Basın ve Hukukta Hakikatleri Araştırma Derneği, ‘Sincan Kapalı Kadın Hapishanesi Mahpus Görüşmeleri’ raporunu hazırladı.
Rapor için dernek avukatlarından Gulan Çağın Kaleli, 10 Aralık 2022’de gazeteciler Habibe Eren, Berivan Altan, Diren Yurtsever, Öznur Değer, Ceylan Şahinli ile görüştü.
28 Ekim 2022 tarihinden bu yana tutuklu olan gazetecilerle gerçekleştirilen görüşmede özel olarak iletişim konusunda maruz bırakıldıkları hak ihlalleri ve sınırlandırılmalar, anlatımları ve dernek avukatlarının gözlemleri ile raporlaştırıldı.
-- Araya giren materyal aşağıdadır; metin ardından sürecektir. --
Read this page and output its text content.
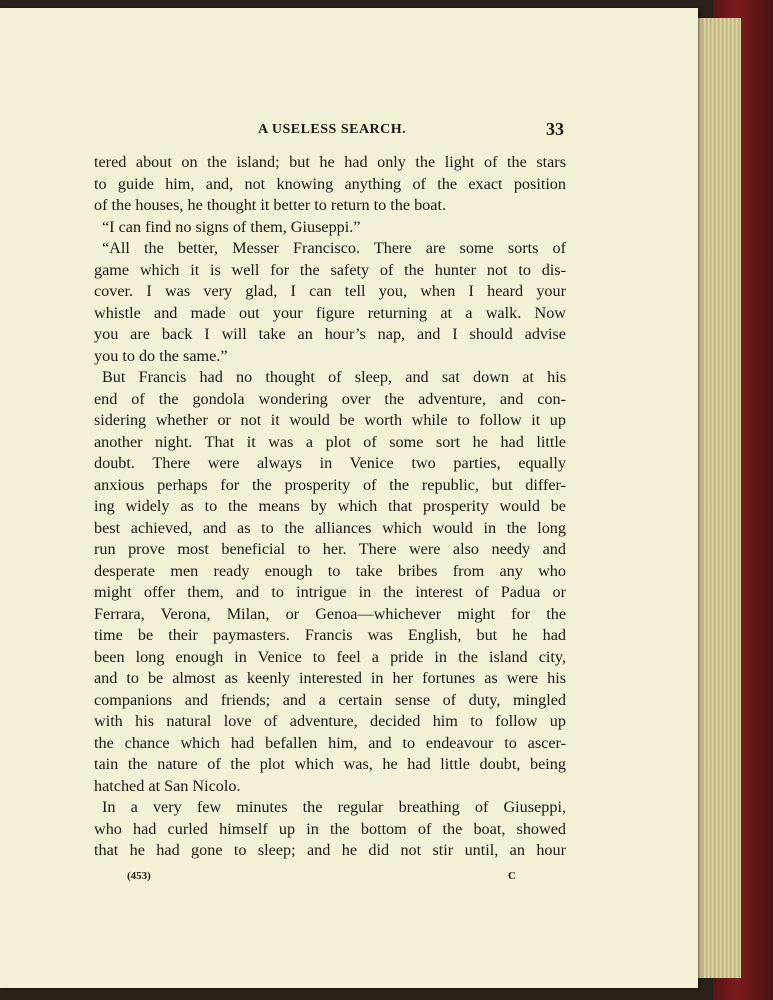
A USELESS SEARCH.	33
tered about on the island; but he had only the light of the stars
to guide him, and, not knowing anything of the exact position
of the houses, he thought it better to return to the boat.
“I can find no signs of them, Giuseppi.”
“All the better, Messer Francisco. There are some sorts of
game which it is well for the safety of the hunter not to dis-
cover. I was very glad, I can tell you, when I heard your
whistle and made out your figure returning at a walk. Now
you are back I will take an hour’s nap, and I should advise
you to do the same.”
But Francis had no thought of sleep, and sat down at his
end of the gondola wondering over the adventure, and con-
sidering whether or not it would be worth while to follow it up
another night. That it was a plot of some sort he had little
doubt. There were always in Venice two parties, equally
anxious perhaps for the prosperity of the republic, but differ-
ing widely as to the means by which that prosperity would be
best achieved, and as to the alliances which would in the long
run prove most beneficial to her. There were also needy and
desperate men ready enough to take bribes from any who
might offer them, and to intrigue in the interest of Padua or
Ferrara, Verona, Milan, or Genoa—whichever might for the
time be their paymasters. Francis was English, but he had
been long enough in Venice to feel a pride in the island city,
and to be almost as keenly interested in her fortunes as were his
companions and friends; and a certain sense of duty, mingled
with his natural love of adventure, decided him to follow up
the chance which had befallen him, and to endeavour to ascer-
tain the nature of the plot which was, he had little doubt, being
hatched at San Nicolo.
In a very few minutes the regular breathing of Giuseppi,
who had curled himself up in the bottom of the boat, showed
that he had gone to sleep; and he did not stir until, an hour
(453)	C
SADECE A HABER, HABERTÜRK, FOX İZLEYEBİLİYORLAR
Yapılan görüşmede gazeteciler yalnızca A Haber, Fox TV ve Habertürk gibi kanallarını izleyebildiklerini ifade ettiler. Gazeteciler söz konusu kanalların geçmiş olduğu haberler dışında başka haberleri takip edemiyor olmanın, kendileri açısından yarattığı problemi dile getirdiler.
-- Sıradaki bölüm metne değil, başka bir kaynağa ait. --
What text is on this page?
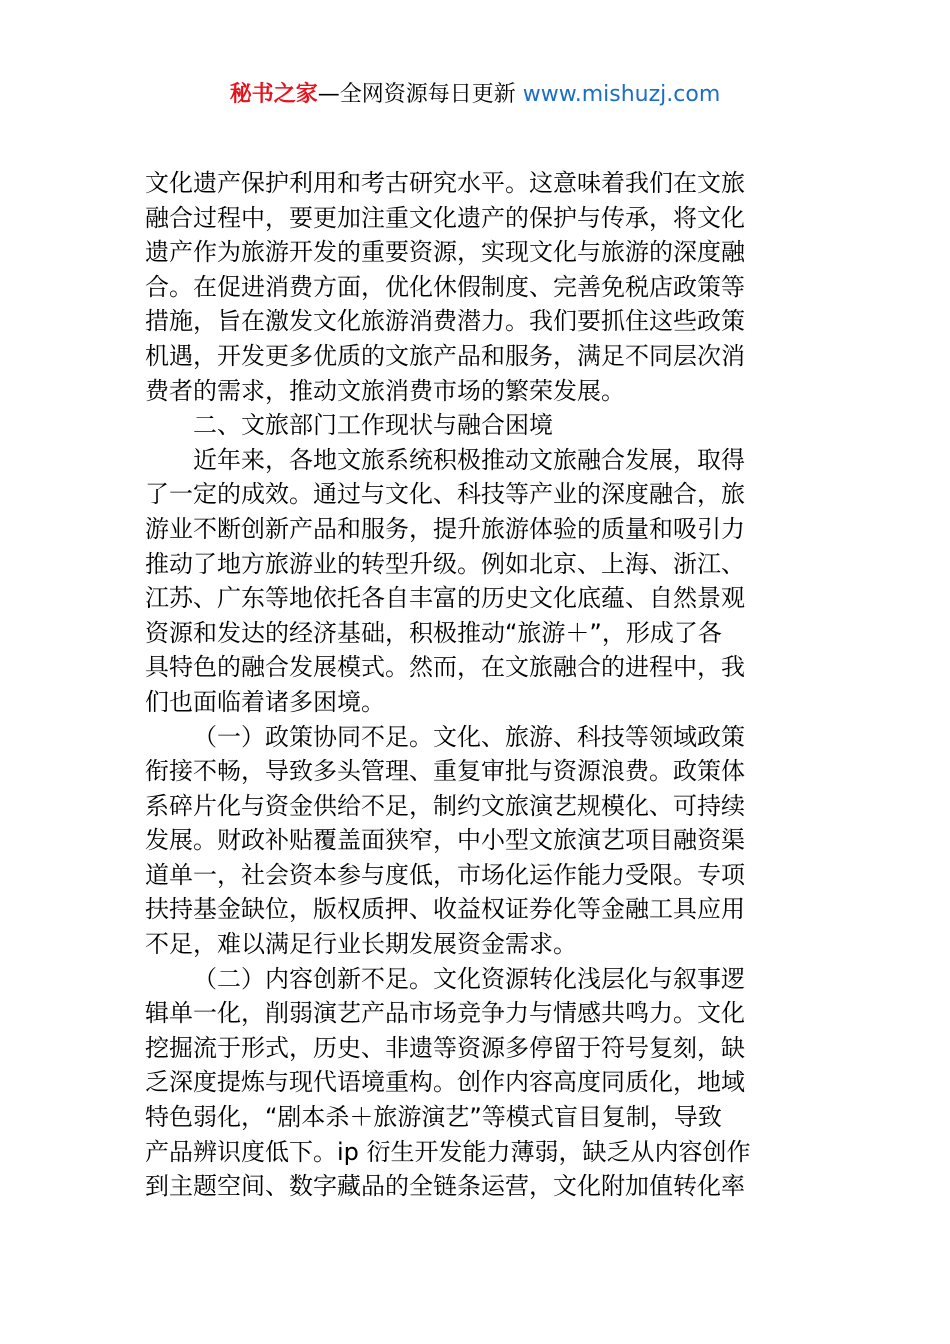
秘书之家—全网资源每日更新 www.mishuzj.com
文化遗产保护利用和考古研究水平。这意味着我们在文旅
融合过程中，要更加注重文化遗产的保护与传承，将文化
遗产作为旅游开发的重要资源，实现文化与旅游的深度融
合。在促进消费方面，优化休假制度、完善免税店政策等
措施，旨在激发文化旅游消费潜力。我们要抓住这些政策
机遇，开发更多优质的文旅产品和服务，满足不同层次消
费者的需求，推动文旅消费市场的繁荣发展。
二、文旅部门工作现状与融合困境
近年来，各地文旅系统积极推动文旅融合发展，取得
了一定的成效。通过与文化、科技等产业的深度融合，旅
游业不断创新产品和服务，提升旅游体验的质量和吸引力
推动了地方旅游业的转型升级。例如北京、上海、浙江、
江苏、广东等地依托各自丰富的历史文化底蕴、自然景观
资源和发达的经济基础，积极推动“旅游＋”，形成了各
具特色的融合发展模式。然而，在文旅融合的进程中，我
们也面临着诸多困境。
（一）政策协同不足。文化、旅游、科技等领域政策
衔接不畅，导致多头管理、重复审批与资源浪费。政策体
系碎片化与资金供给不足，制约文旅演艺规模化、可持续
发展。财政补贴覆盖面狭窄，中小型文旅演艺项目融资渠
道单一，社会资本参与度低，市场化运作能力受限。专项
扶持基金缺位，版权质押、收益权证券化等金融工具应用
不足，难以满足行业长期发展资金需求。
（二）内容创新不足。文化资源转化浅层化与叙事逻
辑单一化，削弱演艺产品市场竞争力与情感共鸣力。文化
挖掘流于形式，历史、非遗等资源多停留于符号复刻，缺
乏深度提炼与现代语境重构。创作内容高度同质化，地域
特色弱化，“剧本杀＋旅游演艺”等模式盲目复制，导致
产品辨识度低下。ip 衍生开发能力薄弱，缺乏从内容创作
到主题空间、数字藏品的全链条运营，文化附加值转化率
Bunu dışında raporda yalnızca Basın İlan Kurumu’na resmi ilan ve reklam verebilen süreli yayınların okunabileceğine dair bir listenin olduğunu belirttiler.
Gazeteciler, Yeni Yaşam Gazetesi‘nin yasaklı olması sebebiyle ulaşılamıyor olmasının hem haber alma haklarına müdahale hem de kendi mesleklerini icra ettikleri alandan koparılma çabası olarak gördüklerini ifade ettiler.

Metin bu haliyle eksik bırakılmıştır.